The lecture argues that the wider transformation of places requires a wider transformation of organisations. Specifically, organisations need to be able to both learn from experiments and trials and change how they operate. Taking learning seriously sheds light on why place-based innovation requires different kinds of thinking and practices to mainstream economic and policy innovation. The presentation concludes by considering the implications for sustainable transformation more broadly.

Bio
Professor James Evans currently directs the Manchester Urban Institute at the University of Manchester, where previously he was Head of the Geography Department. He researches how cities learn to become smarter and more sustainable, and his work on urban living labs and mobile methods has been foundational across the social sciences. He is passionate about the role of universities in delivering urban sustainability, working with hundreds of organisations around the world. He has led numerous applied interdisciplinary projects on this topic, helping to generate more than £60 million of research and innovation funding and more than 100 publications. He is Field Chief Editor for the journal Frontiers in Sustainable Cities and CEO of a university spin out Urban 360 Ltd.


Prof. Harini Nagendra
Director of the Centre for Climate Change and Sustainability at Azim Premji University


Title:
Building Ecologically Smart Cities: Mapping human-nature interactions in Bangalore over the centuries

Abstract
Cities are on a breakneck path to growth, especially in the global South. It has never been more clear why we must begin to think ecologically about our urban future. Drawing on the deep ecological history of Bangalore – one of India’s largest and fastest growing cities – I will discuss how some of the earliest residents of this semi-arid landscape relied on a three-dimensional spatial imagination of interconnected settlements. While many of these ideas were lost as the city grew and began to rely on water and food imported from increasing distances, in recent years the exposure of the city to heat and drought has made communities revisit many of these ideas. This presentation will also highlight the use of an interdisciplinary suite of approaches including GIS, remote sensing and the use of historical maps linked with oral histories, ecological analyses and social interviews to increase our spatial and temporal understanding, helping to visualize how we can re-design ecologically smart cities, to accommodate both nature and human wellbeing.

Bio
Harini Nagendra is the Director of the Centre for Climate Change and Sustainability at Azim Premji University.
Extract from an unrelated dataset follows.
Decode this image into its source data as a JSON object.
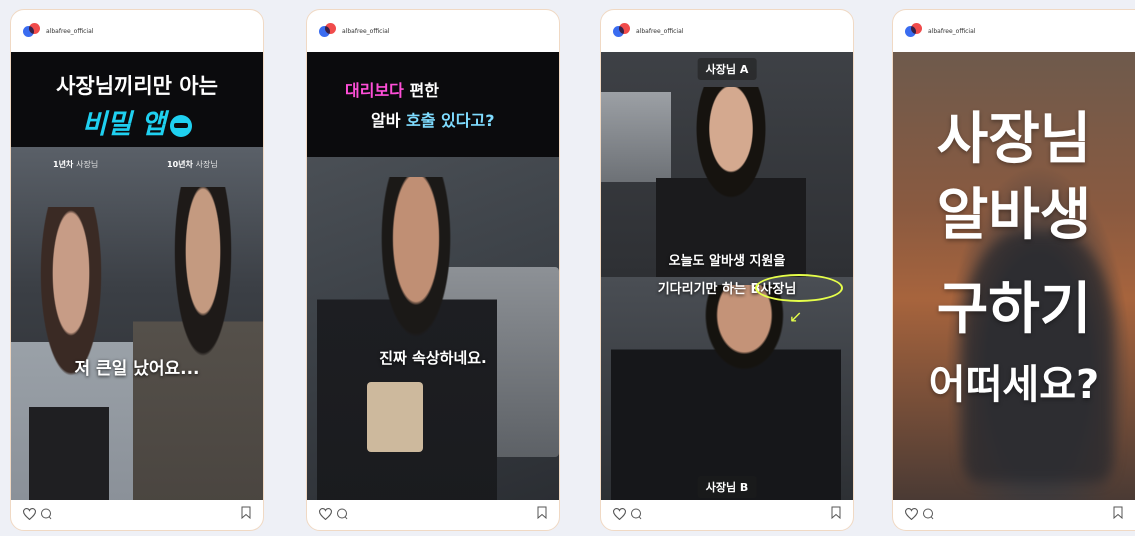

She is known for her research spanning over 30 years on forest conservation and urban sustainability, with several seminal publications and awards including the 2009 Cozzarelli Prize from the US National Academy of Sciences and the 2013 Elinor Ostrom Senior Scholar award. She is an elected member of The World Academy of Sciences and the Indian National Science Academy. She has written a number of award winning non-fiction books including, most recently, Shades of Blue: Connecting the Drops in India’s Cities. She also writes the acclaimed Bangalore Detectives Club historical mystery series, set in 1920s colonial Bangalore. Prof. Nagendra serves on the Advisory Board of the European Institute of Innovation and Technology’s Climate-KIC and the WRI Ross Centre for Sustainable Cities, and is co-editor-in-chief of the journal Global Environmental Change.